The Golem created by this spell has no true intelligence or initiative. It can understand simple commands, up to roughly the complexity one could expect a dog to follow, and can be “programmed” to respond to a specific stimulus with a single, predefined action (e.g. “Attack anyone who tries to harm me”). By adding Mind 5 to the spell, the mage may grant his creation a mind of its own. It may be worth noting that nearly all tales of free-willed golems end with the creature rebelling and killing many, sometimes including its creator. At Matter 5, the mage may use Advanced Prolongation factors.
Kabbalah Tradition Rote: Maharal's Wisdom
The traditional Kabbalistic rote for the creation of a golem is a long and arduous ceremony, lasting as long as several days. First, the mage prepares and ritually cleanses an altar, which is draped with a brown cloth (representing Malkhut) and on which the Golem's form is laid out. The mage need not sculpt the Golem himself, if he so chooses.
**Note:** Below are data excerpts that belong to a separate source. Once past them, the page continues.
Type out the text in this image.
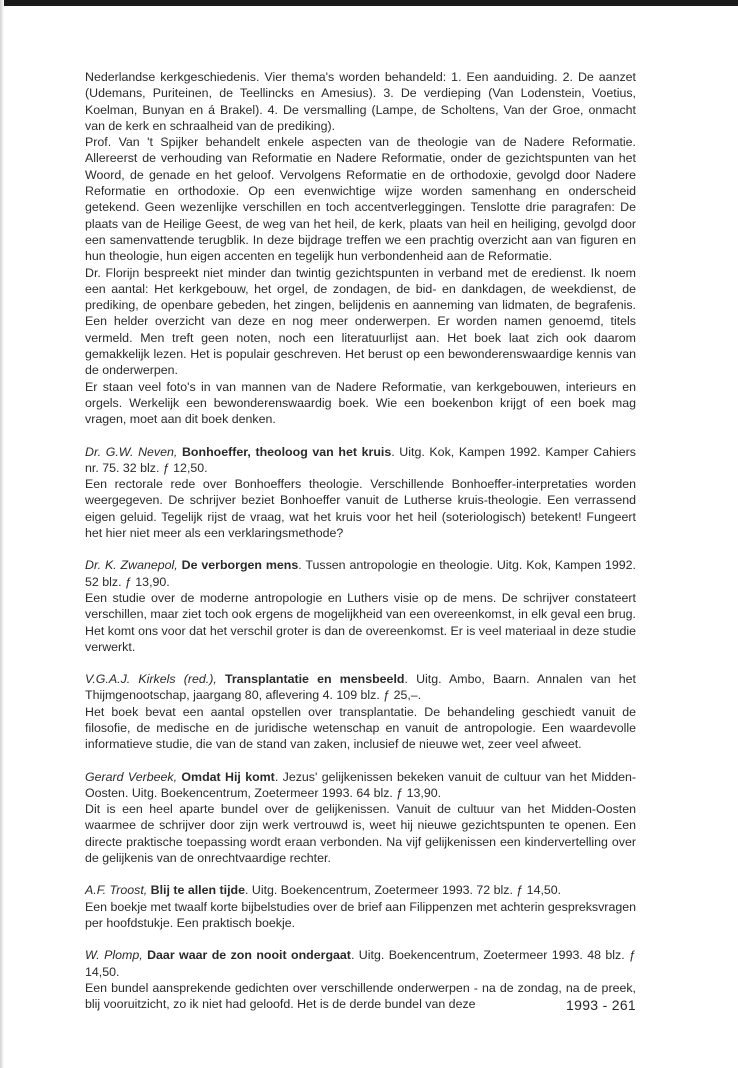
Nederlandse kerkgeschiedenis. Vier thema's worden behandeld: 1. Een aanduiding. 2. De aanzet (Udemans, Puriteinen, de Teellincks en Amesius). 3. De verdieping (Van Lodenstein, Voetius, Koelman, Bunyan en á Brakel). 4. De versmalling (Lampe, de Scholtens, Van der Groe, onmacht van de kerk en schraalheid van de prediking).

Prof. Van 't Spijker behandelt enkele aspecten van de theologie van de Nadere Reformatie. Allereerst de verhouding van Reformatie en Nadere Reformatie, onder de gezichtspunten van het Woord, de genade en het geloof. Vervolgens Reformatie en de orthodoxie, gevolgd door Nadere Reformatie en orthodoxie. Op een evenwichtige wijze worden samenhang en onderscheid getekend. Geen wezenlijke verschillen en toch accentverleggingen. Tenslotte drie paragrafen: De plaats van de Heilige Geest, de weg van het heil, de kerk, plaats van heil en heiliging, gevolgd door een samenvattende terugblik. In deze bijdrage treffen we een prachtig overzicht aan van figuren en hun theologie, hun eigen accenten en tegelijk hun verbondenheid aan de Reformatie.

Dr. Florijn bespreekt niet minder dan twintig gezichtspunten in verband met de eredienst. Ik noem een aantal: Het kerkgebouw, het orgel, de zondagen, de bid- en dankdagen, de weekdienst, de prediking, de openbare gebeden, het zingen, belijdenis en aanneming van lidmaten, de begrafenis. Een helder overzicht van deze en nog meer onderwerpen. Er worden namen genoemd, titels vermeld. Men treft geen noten, noch een literatuurlijst aan. Het boek laat zich ook daarom gemakkelijk lezen. Het is populair geschreven. Het berust op een bewonderenswaardige kennis van de onderwerpen.

Er staan veel foto's in van mannen van de Nadere Reformatie, van kerkgebouwen, interieurs en orgels. Werkelijk een bewonderenswaardig boek. Wie een boekenbon krijgt of een boek mag vragen, moet aan dit boek denken.

Dr. G.W. Neven, Bonhoeffer, theoloog van het kruis. Uitg. Kok, Kampen 1992. Kamper Cahiers nr. 75. 32 blz. ƒ 12,50.

Een rectorale rede over Bonhoeffers theologie. Verschillende Bonhoeffer-interpretaties worden weergegeven. De schrijver beziet Bonhoeffer vanuit de Lutherse kruis-theologie. Een verrassend eigen geluid. Tegelijk rijst de vraag, wat het kruis voor het heil (soteriologisch) betekent! Fungeert het hier niet meer als een verklaringsmethode?

Dr. K. Zwanepol, De verborgen mens. Tussen antropologie en theologie. Uitg. Kok, Kampen 1992. 52 blz. ƒ 13,90.

Een studie over de moderne antropologie en Luthers visie op de mens. De schrijver constateert verschillen, maar ziet toch ook ergens de mogelijkheid van een overeenkomst, in elk geval een brug. Het komt ons voor dat het verschil groter is dan de overeenkomst. Er is veel materiaal in deze studie verwerkt.

V.G.A.J. Kirkels (red.), Transplantatie en mensbeeld. Uitg. Ambo, Baarn. Annalen van het Thijmgenootschap, jaargang 80, aflevering 4. 109 blz. ƒ 25,–.

Het boek bevat een aantal opstellen over transplantatie. De behandeling geschiedt vanuit de filosofie, de medische en de juridische wetenschap en vanuit de antropologie. Een waardevolle informatieve studie, die van de stand van zaken, inclusief de nieuwe wet, zeer veel afweet.

Gerard Verbeek, Omdat Hij komt. Jezus' gelijkenissen bekeken vanuit de cultuur van het Midden-Oosten. Uitg. Boekencentrum, Zoetermeer 1993. 64 blz. ƒ 13,90.

Dit is een heel aparte bundel over de gelijkenissen. Vanuit de cultuur van het Midden-Oosten waarmee de schrijver door zijn werk vertrouwd is, weet hij nieuwe gezichtspunten te openen. Een directe praktische toepassing wordt eraan verbonden. Na vijf gelijkenissen een kindervertelling over de gelijkenis van de onrechtvaardige rechter.

A.F. Troost, Blij te allen tijde. Uitg. Boekencentrum, Zoetermeer 1993. 72 blz. ƒ 14,50.

Een boekje met twaalf korte bijbelstudies over de brief aan Filippenzen met achterin gespreksvragen per hoofdstukje. Een praktisch boekje.

W. Plomp, Daar waar de zon nooit ondergaat. Uitg. Boekencentrum, Zoetermeer 1993. 48 blz. ƒ 14,50.

Een bundel aansprekende gedichten over verschillende onderwerpen - na de zondag, na de preek, blij vooruitzicht, zo ik niet had geloofd. Het is de derde bundel van deze	1993 - 261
Once the Golem is in place, two black candles (for Binah) are lit at the head and foot of the Golem, and the mage begins to carve sacred runes into the body of the inert statue (both to represent Hod and to provide the additional duration from Atlantean runes). The mage then chants in the accented High Speech favored by Kabbalists for thirty minutes before beginning the invocation proper, which involves readings from scripture and invocations to the archangels of the sephiroth.
The traditional target number aimed for by Kabbalists is nine: five applied to the spell's Potency and four to its Duration (allowing the Golem to exist for two days, or indefinitely if the caster is a Master, counting the Atlantean rune bonus), but the caster is free to set his own desired target number. Often, the rote concludes with the mage writing the Hebrew word Emet on the Golem's forehead and setting the conditional duration to specify that the Golem will be destroyed if the first letter is erased, rendering the word Meit.